The [tex]n[/tex]-th term in the series is 6 multiplied by the [tex](n-1)[/tex]-th power of 5/6:
[tex]a_1=6=6\left(\dfrac56\right)^{1-1}[/tex]
[tex]a_2=5=6\left(\dfrac56\right)^{2-1}[/tex]
[tex]a_3=\dfrac{25}6=6\left(\dfrac56\right)^{3-1}[/tex]
and so on.
[tex]\displaystyle\sum_{n=1}^\infty6\left(\frac56\right)^{n-1}[/tex]
Consider the [tex]N[/tex]-th partial sum,
[tex]S_N=\displaystyle\sum_{n=1}^N6\left(\frac56\right)^{n-1}[/tex]
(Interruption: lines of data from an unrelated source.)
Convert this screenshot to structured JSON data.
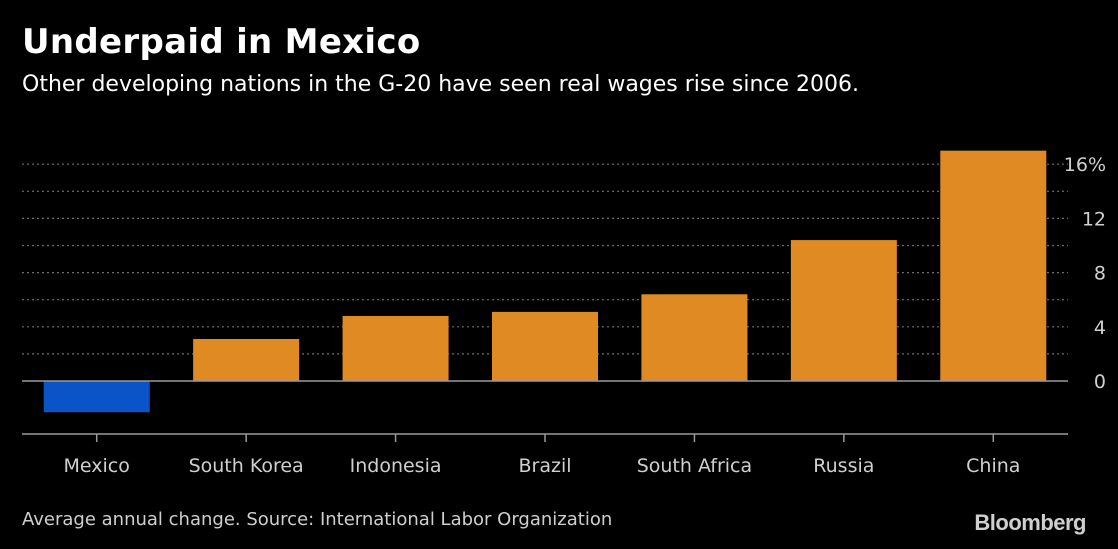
{
  "header": {
    "title": "Underpaid in Mexico",
    "subtitle": "Other developing nations in the G-20 have seen real wages rise since 2006."
  },
  "footer": {
    "note": "Average annual change. Source: International Labor Organization",
    "brand": "Bloomberg"
  },
  "colors": {
    "background": "#000000",
    "positive_bar": "#e08a24",
    "negative_bar": "#0b54c8",
    "grid": "#6e6e6e",
    "axis": "#9a9a9a",
    "text": "#ffffff",
    "muted_text": "#cfcfcf"
  },
  "chart_data": {
    "type": "bar",
    "title": "Underpaid in Mexico",
    "subtitle": "Other developing nations in the G-20 have seen real wages rise since 2006.",
    "categories": [
      "Mexico",
      "South Korea",
      "Indonesia",
      "Brazil",
      "South Africa",
      "Russia",
      "China"
    ],
    "values": [
      -2.3,
      3.1,
      4.8,
      5.1,
      6.4,
      10.4,
      17.0
    ],
    "ylim": [
      -4,
      18
    ],
    "yticks": [
      0,
      4,
      8,
      12,
      16
    ],
    "ytick_labels": [
      "0",
      "4",
      "8",
      "12",
      "16%"
    ],
    "xlabel": "",
    "ylabel": "",
    "grid": true,
    "legend": "none",
    "note": "Average annual change. Source: International Labor Organization"
  }
}
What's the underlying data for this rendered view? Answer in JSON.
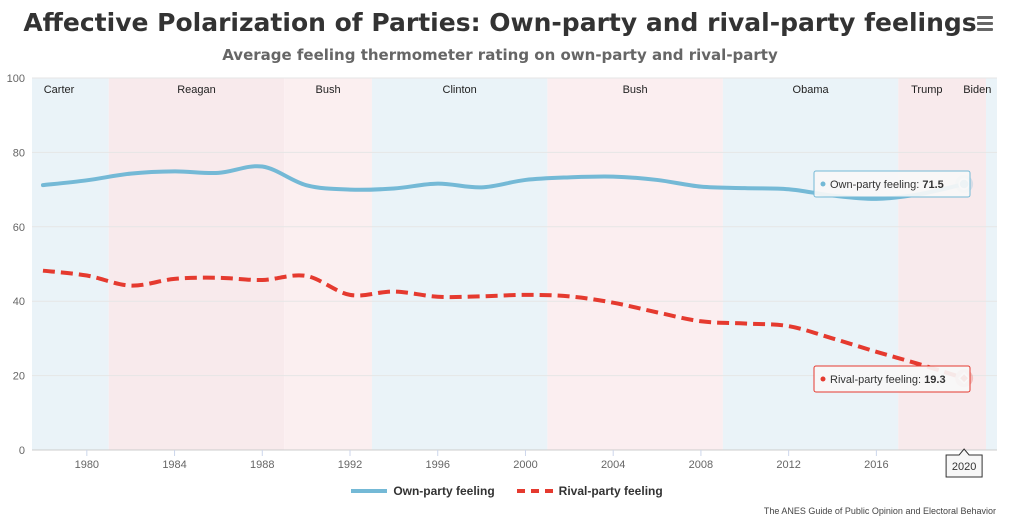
{
  "header": {
    "title": "Affective Polarization of Parties: Own-party and rival-party feelings",
    "subtitle": "Average feeling thermometer rating on own-party and rival-party",
    "menu_icon": "hamburger-menu-icon"
  },
  "credits": "The ANES Guide of Public Opinion and Electoral Behavior",
  "tooltips": {
    "own": {
      "label": "Own-party feeling: ",
      "value": "71.5"
    },
    "rival": {
      "label": "Rival-party feeling: ",
      "value": "19.3"
    },
    "x": "2020"
  },
  "chart_data": {
    "type": "line",
    "title": "Affective Polarization of Parties: Own-party and rival-party feelings",
    "subtitle": "Average feeling thermometer rating on own-party and rival-party",
    "xlim": [
      1977.5,
      2021
    ],
    "ylim": [
      0,
      100
    ],
    "y_ticks": [
      0,
      20,
      40,
      60,
      80,
      100
    ],
    "x_ticks": [
      1980,
      1984,
      1988,
      1992,
      1996,
      2000,
      2004,
      2008,
      2012,
      2016,
      2020
    ],
    "grid": true,
    "legend_position": "bottom-center",
    "series": [
      {
        "name": "Own-party feeling",
        "color": "#74b9d6",
        "style": "solid",
        "x": [
          1978,
          1980,
          1982,
          1984,
          1986,
          1988,
          1990,
          1992,
          1994,
          1996,
          1998,
          2000,
          2002,
          2004,
          2006,
          2008,
          2010,
          2012,
          2014,
          2016,
          2018,
          2020
        ],
        "y": [
          71.2,
          72.5,
          74.3,
          74.9,
          74.5,
          76.2,
          71.2,
          70,
          70.3,
          71.6,
          70.6,
          72.6,
          73.3,
          73.5,
          72.6,
          70.8,
          70.4,
          70.1,
          68.4,
          67.5,
          68.8,
          71.5
        ]
      },
      {
        "name": "Rival-party feeling",
        "color": "#e53a2f",
        "style": "dash",
        "x": [
          1978,
          1980,
          1982,
          1984,
          1986,
          1988,
          1990,
          1992,
          1994,
          1996,
          1998,
          2000,
          2002,
          2004,
          2006,
          2008,
          2010,
          2012,
          2014,
          2016,
          2018,
          2020
        ],
        "y": [
          48.2,
          46.9,
          44.2,
          46,
          46.3,
          45.7,
          46.8,
          41.7,
          42.6,
          41.2,
          41.3,
          41.7,
          41.3,
          39.6,
          37,
          34.6,
          34,
          33.3,
          30,
          26.4,
          23,
          19.3
        ]
      }
    ],
    "bands": [
      {
        "label": "Carter",
        "from": 1977.5,
        "to": 1981,
        "party": "D",
        "color": "#eaf3f8"
      },
      {
        "label": "Reagan",
        "from": 1981,
        "to": 1989,
        "party": "R",
        "color": "#f8eaec"
      },
      {
        "label": "Bush",
        "from": 1989,
        "to": 1993,
        "party": "R",
        "color": "#fbeff0"
      },
      {
        "label": "Clinton",
        "from": 1993,
        "to": 2001,
        "party": "D",
        "color": "#eaf3f8"
      },
      {
        "label": "Bush",
        "from": 2001,
        "to": 2009,
        "party": "R",
        "color": "#fbeef0"
      },
      {
        "label": "Obama",
        "from": 2009,
        "to": 2017,
        "party": "D",
        "color": "#eaf3f8"
      },
      {
        "label": "Trump",
        "from": 2017,
        "to": 2021,
        "party": "R",
        "color": "#f8eaec"
      },
      {
        "label": "Biden",
        "from": 2021,
        "to": 2021.5,
        "party": "D",
        "color": "#eaf3f8"
      }
    ]
  }
}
[tex]S_N=6\left(1+\dfrac56+\cdots+\dfrac{5^{N-2}}{6^{N-2}}+\dfrac{5^{N-1}}{6^{N-1}}\right)[/tex]
Multiplying both sides by 5/6 gives
[tex]\dfrac56S_N=6\left(\dfrac56+\dfrac{5^2}{6^2}+\cdots+\dfrac{5^{N-1}}{6^{N-1}}+\dfrac{5^N}{6^N}\right)[/tex]
and substracting this from [tex]S_N[/tex] gives
[tex]\dfrac16S_N=6\left(1-\dfrac{5^N}{6^N}\right)[/tex]
[tex]S_N=36\left(1-\left(\dfrac56\right)^N}\right)[/tex]
As [tex]N\to\infty[/tex], it's clear that the sum converges to 36.